Leti, a research institute of the French Alternative Energies and Atomic Energy Commission (CEA), has developed prototype opto-acoustic sensors that are more energy-efficient and cheaper than existing systems, offering a more accessible solution for monitoring toxic gas emissions.
The centimeter-sized sensors are based on mid-infrared photonic integrated circuits (MIR PICs). These silicon PICs, created by integrating optical circuits onto millimetre-size silicon chips, make extremely robust miniature systems, in which discrete components are replaced by on-chip equivalents. This makes them easier to use and reduces their cost dramatically, expected at least by a factor of 10.
Developed by the European Commission’s Redfinch project headed by CEA-Leti, the prototype photo-acoustic sensors were fabricated on a CMOS line in a miniaturised silicon photo-acoustic cell, which allows extreme integration.

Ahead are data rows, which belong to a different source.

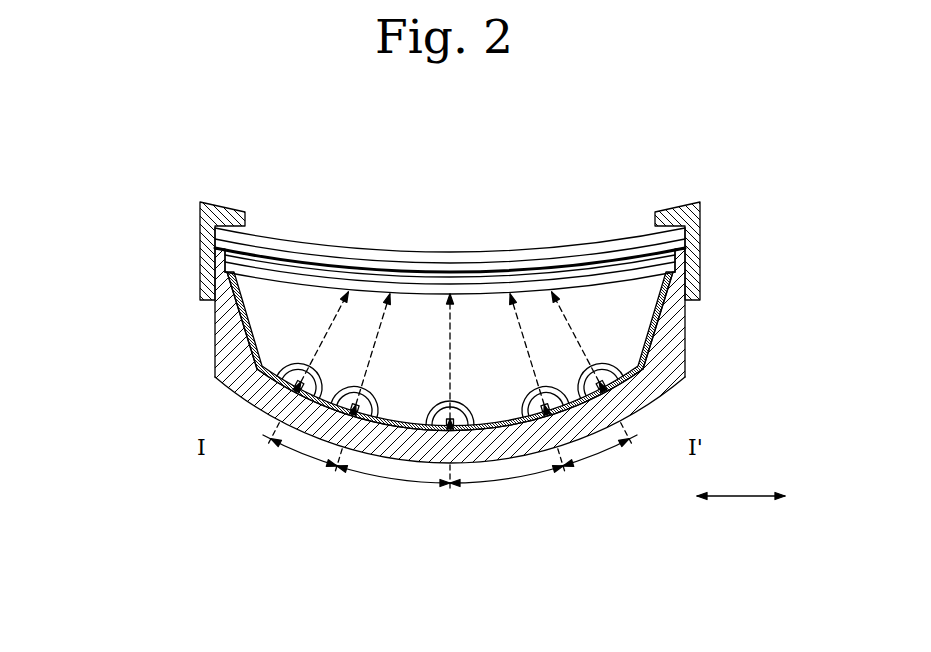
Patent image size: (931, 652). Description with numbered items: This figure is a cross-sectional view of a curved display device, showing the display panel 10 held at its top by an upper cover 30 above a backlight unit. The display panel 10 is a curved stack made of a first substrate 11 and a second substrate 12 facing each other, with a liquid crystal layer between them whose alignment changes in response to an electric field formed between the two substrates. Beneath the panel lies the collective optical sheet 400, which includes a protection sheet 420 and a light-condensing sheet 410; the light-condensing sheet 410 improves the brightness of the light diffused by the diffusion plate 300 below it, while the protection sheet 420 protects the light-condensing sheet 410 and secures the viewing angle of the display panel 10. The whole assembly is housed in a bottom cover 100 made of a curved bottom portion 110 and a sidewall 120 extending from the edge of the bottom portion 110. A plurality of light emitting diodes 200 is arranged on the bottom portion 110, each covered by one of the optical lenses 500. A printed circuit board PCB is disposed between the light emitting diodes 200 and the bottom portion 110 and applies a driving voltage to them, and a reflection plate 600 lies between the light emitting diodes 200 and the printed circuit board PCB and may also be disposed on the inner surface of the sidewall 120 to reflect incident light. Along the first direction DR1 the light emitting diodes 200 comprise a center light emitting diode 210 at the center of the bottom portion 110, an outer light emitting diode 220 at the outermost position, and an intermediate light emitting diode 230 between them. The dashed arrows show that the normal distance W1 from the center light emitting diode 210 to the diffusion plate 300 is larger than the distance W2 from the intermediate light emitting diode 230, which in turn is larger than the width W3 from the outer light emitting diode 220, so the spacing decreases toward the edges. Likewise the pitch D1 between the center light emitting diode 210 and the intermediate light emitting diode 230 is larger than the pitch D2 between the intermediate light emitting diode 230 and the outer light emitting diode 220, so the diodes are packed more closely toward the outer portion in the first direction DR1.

The display panel 10 is at (450, 203).
The first substrate 11 is at (317, 257).
The second substrate 12 is at (277, 240).
The upper cover 30 is at (700, 214).
The bottom cover 100 is at (420, 356).
The bottom portion 110 is at (258, 410).
The sidewall 120 is at (220, 327).
The light emitting diodes 200 is at (450, 475).
The center light emitting diode 210 is at (450, 430).
The outer light emitting diode 220 is at (450, 456).
The intermediate light emitting diode 230 is at (356, 417).
The diffusion plate 300 is at (417, 288).
The optical sheet 400 is at (450, 209).
The light-condensing sheet 410 is at (467, 285).
The protection sheet 420 is at (515, 276).
The optical lenses 500 is at (301, 393).
The reflection plate 600 is at (650, 330).
The printed circuit board PCB is at (625, 388).
The distance W1 is at (462, 361).
The distance W2 is at (450, 354).
The width W3 is at (450, 341).
The pitch D1 is at (450, 485).
The pitch D2 is at (450, 459).
The first direction DR1 is at (759, 495).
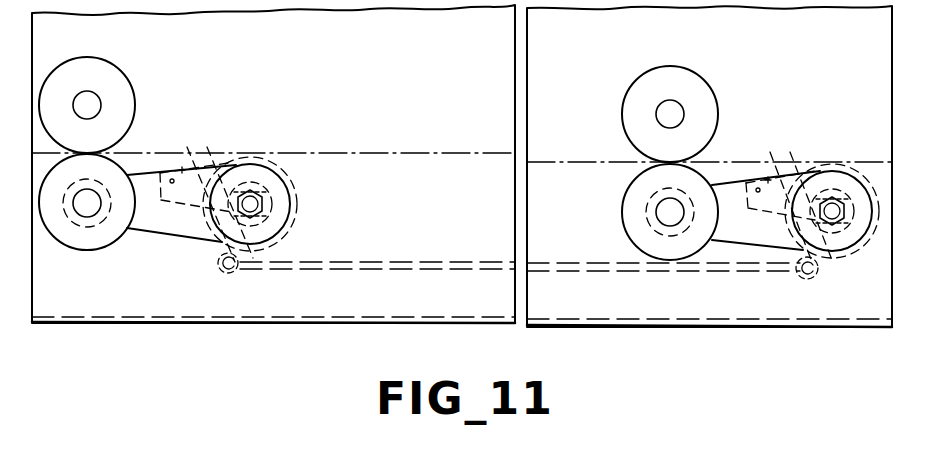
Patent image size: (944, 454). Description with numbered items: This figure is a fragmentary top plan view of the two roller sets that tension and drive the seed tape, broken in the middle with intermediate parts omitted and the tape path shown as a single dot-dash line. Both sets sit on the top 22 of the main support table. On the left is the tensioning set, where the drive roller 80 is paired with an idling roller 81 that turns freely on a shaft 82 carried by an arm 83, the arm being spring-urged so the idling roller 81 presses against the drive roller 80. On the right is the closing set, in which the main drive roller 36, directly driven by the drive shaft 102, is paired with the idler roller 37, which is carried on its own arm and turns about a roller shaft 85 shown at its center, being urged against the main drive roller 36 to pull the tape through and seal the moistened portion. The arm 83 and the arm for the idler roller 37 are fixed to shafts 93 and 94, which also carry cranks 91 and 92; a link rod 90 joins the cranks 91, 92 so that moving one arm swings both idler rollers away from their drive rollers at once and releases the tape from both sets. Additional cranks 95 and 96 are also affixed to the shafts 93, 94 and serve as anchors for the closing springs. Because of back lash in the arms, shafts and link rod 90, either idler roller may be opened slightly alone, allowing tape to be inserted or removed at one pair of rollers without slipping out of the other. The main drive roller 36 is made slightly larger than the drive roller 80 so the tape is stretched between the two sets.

In demonstrations, the sensors match the performance of bulky commercial gas-sensing systems commonly available today, which could make gas emission analysis systems cheaper and more accesible, helping to ensure factories and plants adhere to emission regulations.
The sensors aims to consume less than 10W in continuous operation. They can be operated in a slow pulse-burst mode for infrastructure monitoring and when leaks are detected, the pulse frequency of the sensor automatically increases. This keeps average power consumption very low so the sensors can be battery-operated for more than a year or powered by renewable sources such as a solar cell.
'The big picture is that the miniaturisation of photo-acoustic spectroscopy based on quantum cascade lasers (QCLs) is entering the stage of mass production,' said Jean-Guillaume Coutard, an instrumentation engineer at Leti, who coordinated the project.
To develop these chemical sensors, the Redfinch consortium overcame the challenge of implementing their capabilities in the important mid-infrared region, where many important chemical and biological species have strong absorption fingerprints.
'This allows both the detection and concentration measurement of a wide range of gases, liquids and biomolecules,' Coutard said. 'This is crucial for applications such as health monitoring and diagnosis, detection of biological compounds and monitoring of toxic gases.'
Mathieu Carras, CEO of mirSense, an EU-funded project that helped with the development. ''Our mission is to democratise QCL usage; mirSense is ready to produce these integrated QCL-based components and do a similar job on electronics and software to bring the value of this technology to the market.'
CEA Leti's research was presented at Photonics West in San Francisco in February, which won the Best Paper Award.